Jerry was the drummer for Rex Daisy who were THE BIG DEAL at SXSW in 1997, and thus the biggest band in Minneapolis at that time.
I was a nobody from Duluth Minnesota who was trying to figure out how to make it in the Minneapolis music scene.
If Rex Daisy were a snake, the diamonds on its belly were like stars in the sky to me.2
So you can imagine how stoked I was when they showed up at my little house party on the corner of Lake St and Knox in Uptown back in the 90s there, eh?
I remember looking out the window and seeing some guys in tuxes and ladies in strapless dresses coming up the front steps.
I believe they were being led by Willie Wisely.
Rex Daisy and another band, Shatterproof, entered the apartment.3
Minneapolis rock royalty in my apartment.
I was elated.
One of the Shatterproof girlfriends was drunk and yakking about how they had just signed to a major label and they were going to be huge and all that.
The party was largely over when they arrived, but I was excited to have them come in and we started playing loud music out of the CD boom box.
Jerry was sitting on the ground carrying on about this and that, I think his girlfriend was saying how fun it was to be at a house party like this, as it had been some time.
At that moment, my roommate Kristin, who had to work in the morning, barged into the room, yanked the CD boom box cord out of the outlet, stopping the loud music, and announced “The party is over!” and walked back into her bedroom.
And that, my friends, is what this song is about.
See lyrics below.
In the past few years, Jerry and I engaged in a sort of “song exchange” where we shared mp3s of our works in progress and commented to each other on the merits of the work.
I shot him this song “Poverty is the Enemy” and he wrote back: “This is one of the stranger things I’ve heard in a while! That’s good!

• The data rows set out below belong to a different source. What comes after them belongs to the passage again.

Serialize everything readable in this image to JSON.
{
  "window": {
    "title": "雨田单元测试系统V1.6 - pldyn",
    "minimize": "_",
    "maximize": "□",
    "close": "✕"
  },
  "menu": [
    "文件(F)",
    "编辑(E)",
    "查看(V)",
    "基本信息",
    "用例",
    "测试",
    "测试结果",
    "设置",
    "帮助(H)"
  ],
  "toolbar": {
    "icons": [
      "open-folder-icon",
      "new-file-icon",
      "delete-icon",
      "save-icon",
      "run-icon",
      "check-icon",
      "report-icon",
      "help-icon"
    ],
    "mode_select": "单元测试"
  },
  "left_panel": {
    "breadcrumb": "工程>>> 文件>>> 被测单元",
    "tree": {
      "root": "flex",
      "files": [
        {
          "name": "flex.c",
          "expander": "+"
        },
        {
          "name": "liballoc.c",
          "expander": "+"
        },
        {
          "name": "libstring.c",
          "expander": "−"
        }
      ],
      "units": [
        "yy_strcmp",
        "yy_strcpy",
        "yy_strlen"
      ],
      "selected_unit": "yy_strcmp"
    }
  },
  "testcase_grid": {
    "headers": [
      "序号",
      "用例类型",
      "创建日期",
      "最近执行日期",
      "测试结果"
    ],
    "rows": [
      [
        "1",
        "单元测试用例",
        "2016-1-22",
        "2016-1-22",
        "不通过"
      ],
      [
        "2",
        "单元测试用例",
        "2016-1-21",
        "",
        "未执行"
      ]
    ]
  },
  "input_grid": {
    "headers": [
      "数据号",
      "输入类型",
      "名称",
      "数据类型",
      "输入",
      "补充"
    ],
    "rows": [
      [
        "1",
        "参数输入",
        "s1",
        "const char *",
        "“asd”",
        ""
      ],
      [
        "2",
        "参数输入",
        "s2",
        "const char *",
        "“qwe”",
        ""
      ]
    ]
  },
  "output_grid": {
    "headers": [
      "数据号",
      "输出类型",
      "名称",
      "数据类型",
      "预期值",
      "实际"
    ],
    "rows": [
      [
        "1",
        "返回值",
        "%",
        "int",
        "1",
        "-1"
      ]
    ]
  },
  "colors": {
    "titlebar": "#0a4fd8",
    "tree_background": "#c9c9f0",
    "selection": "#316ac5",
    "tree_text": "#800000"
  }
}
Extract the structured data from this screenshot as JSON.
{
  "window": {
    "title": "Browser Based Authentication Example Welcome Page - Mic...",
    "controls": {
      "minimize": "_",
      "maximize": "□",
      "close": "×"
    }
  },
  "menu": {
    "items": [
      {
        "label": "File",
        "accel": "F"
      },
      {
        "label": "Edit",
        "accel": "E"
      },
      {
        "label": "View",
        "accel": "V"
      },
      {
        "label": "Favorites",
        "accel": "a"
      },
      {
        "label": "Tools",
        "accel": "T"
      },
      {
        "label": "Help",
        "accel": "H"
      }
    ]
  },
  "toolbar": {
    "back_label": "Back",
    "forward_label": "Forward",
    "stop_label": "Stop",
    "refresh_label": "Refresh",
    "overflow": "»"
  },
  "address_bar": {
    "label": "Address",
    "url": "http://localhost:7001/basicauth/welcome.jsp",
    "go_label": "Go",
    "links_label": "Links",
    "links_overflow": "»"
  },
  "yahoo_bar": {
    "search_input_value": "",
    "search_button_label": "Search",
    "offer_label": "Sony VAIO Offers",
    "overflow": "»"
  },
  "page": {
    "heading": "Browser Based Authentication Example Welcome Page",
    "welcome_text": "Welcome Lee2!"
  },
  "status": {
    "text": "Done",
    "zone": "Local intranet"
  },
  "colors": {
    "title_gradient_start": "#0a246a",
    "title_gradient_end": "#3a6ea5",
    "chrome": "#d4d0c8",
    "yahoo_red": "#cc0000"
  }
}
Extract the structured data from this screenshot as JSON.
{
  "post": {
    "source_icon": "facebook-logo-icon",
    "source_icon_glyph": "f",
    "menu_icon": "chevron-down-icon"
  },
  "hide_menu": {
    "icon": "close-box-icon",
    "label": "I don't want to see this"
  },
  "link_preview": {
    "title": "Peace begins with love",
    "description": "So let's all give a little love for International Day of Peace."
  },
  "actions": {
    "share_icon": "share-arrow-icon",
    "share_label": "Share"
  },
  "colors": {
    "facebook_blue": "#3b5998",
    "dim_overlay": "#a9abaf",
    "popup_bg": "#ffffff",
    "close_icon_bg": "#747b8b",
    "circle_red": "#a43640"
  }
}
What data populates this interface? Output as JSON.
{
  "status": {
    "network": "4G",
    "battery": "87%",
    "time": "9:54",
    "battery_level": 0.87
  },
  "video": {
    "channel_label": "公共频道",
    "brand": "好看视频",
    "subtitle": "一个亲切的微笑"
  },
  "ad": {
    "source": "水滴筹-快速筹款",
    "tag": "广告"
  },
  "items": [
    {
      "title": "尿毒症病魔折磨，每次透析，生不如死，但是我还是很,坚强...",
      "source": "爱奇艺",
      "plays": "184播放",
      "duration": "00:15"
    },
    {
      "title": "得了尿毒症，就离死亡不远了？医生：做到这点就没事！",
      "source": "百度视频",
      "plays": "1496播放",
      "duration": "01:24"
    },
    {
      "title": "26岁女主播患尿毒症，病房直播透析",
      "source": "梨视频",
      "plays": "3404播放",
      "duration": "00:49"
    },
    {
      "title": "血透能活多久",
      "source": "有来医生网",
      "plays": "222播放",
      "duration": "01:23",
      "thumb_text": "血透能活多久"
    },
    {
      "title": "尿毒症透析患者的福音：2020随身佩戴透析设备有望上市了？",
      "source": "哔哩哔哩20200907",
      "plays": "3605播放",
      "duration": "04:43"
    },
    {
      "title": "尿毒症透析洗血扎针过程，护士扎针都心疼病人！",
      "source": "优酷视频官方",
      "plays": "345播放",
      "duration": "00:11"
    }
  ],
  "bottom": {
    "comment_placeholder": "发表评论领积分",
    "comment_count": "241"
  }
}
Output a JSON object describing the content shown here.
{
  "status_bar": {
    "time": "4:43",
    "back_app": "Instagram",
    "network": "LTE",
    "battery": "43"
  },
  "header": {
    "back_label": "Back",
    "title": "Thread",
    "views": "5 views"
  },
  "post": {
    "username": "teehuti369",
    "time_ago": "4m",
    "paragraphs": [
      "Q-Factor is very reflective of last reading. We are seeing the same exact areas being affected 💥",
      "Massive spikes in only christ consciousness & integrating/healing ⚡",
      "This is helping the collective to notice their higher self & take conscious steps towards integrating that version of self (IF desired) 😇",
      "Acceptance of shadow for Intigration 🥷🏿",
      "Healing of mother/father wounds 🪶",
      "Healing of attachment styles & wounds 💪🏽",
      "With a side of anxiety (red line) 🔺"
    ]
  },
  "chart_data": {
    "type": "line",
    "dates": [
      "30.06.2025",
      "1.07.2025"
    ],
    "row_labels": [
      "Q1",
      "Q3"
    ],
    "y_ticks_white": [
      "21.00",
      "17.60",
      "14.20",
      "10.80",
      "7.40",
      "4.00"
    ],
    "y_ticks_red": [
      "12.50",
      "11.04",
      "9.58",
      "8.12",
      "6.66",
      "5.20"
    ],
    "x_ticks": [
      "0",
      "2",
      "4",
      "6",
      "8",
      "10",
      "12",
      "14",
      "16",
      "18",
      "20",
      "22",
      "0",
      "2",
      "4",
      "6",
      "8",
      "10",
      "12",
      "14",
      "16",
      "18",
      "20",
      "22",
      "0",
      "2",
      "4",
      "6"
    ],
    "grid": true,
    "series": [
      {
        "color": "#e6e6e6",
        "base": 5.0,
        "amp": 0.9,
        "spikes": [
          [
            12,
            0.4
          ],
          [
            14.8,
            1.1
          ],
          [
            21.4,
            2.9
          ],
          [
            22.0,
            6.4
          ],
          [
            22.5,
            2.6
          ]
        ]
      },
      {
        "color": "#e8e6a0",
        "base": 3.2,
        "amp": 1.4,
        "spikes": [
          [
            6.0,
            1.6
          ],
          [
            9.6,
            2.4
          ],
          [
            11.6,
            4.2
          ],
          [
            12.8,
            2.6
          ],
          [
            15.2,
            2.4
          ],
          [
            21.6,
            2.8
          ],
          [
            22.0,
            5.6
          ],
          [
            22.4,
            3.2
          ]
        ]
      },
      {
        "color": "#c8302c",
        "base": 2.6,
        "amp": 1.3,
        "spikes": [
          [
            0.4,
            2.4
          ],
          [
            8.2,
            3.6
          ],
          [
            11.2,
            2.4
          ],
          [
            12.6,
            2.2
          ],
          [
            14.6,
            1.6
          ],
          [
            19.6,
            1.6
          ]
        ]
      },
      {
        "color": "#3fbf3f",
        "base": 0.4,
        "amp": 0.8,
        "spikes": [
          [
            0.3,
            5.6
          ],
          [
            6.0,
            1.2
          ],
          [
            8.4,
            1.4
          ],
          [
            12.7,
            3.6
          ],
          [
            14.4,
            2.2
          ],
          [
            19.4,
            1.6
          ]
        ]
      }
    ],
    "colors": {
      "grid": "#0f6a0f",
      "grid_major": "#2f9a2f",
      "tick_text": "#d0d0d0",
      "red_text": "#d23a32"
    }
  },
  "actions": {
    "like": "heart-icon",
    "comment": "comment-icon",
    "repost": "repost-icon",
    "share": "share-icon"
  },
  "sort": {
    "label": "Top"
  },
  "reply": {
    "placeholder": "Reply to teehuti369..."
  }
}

Small leap from the Beach Boys to Beefheart.”
Sometimes it’s words like these that can keep you going as a songwriter when your show is in the lost and found.
Rest in peace Jerry, the diamonds on your belly are like stars in my sky.
I remain your humble servant,
OX&C,
Faux Jean
Here are the lyrics:
Oh No!
Don't you see it's time to go
I said it time for you to leave
Don't you see it's time to go
Get out of here
Would you please
Oh the party is over
She pulls the plug
the CD stops
And we all look at each other
We were having so much fun
No we've all got to run!!!!!
Oh no!
Oh no!
artsy-fartsy types who read about the drive to be creative and suchlike.
I’ve stolen this verbiage from a friend’s sorority pledge from back in the day.
The Shatterproof guys (later called Landing Gear) had been at a wedding, hence the tuxes.
This is beautiful, Matty. Really takes me back to times I knew most of these people but did not know you yet. Love the line, “The party was largely over when they arrived.” Genius! Love all those guys!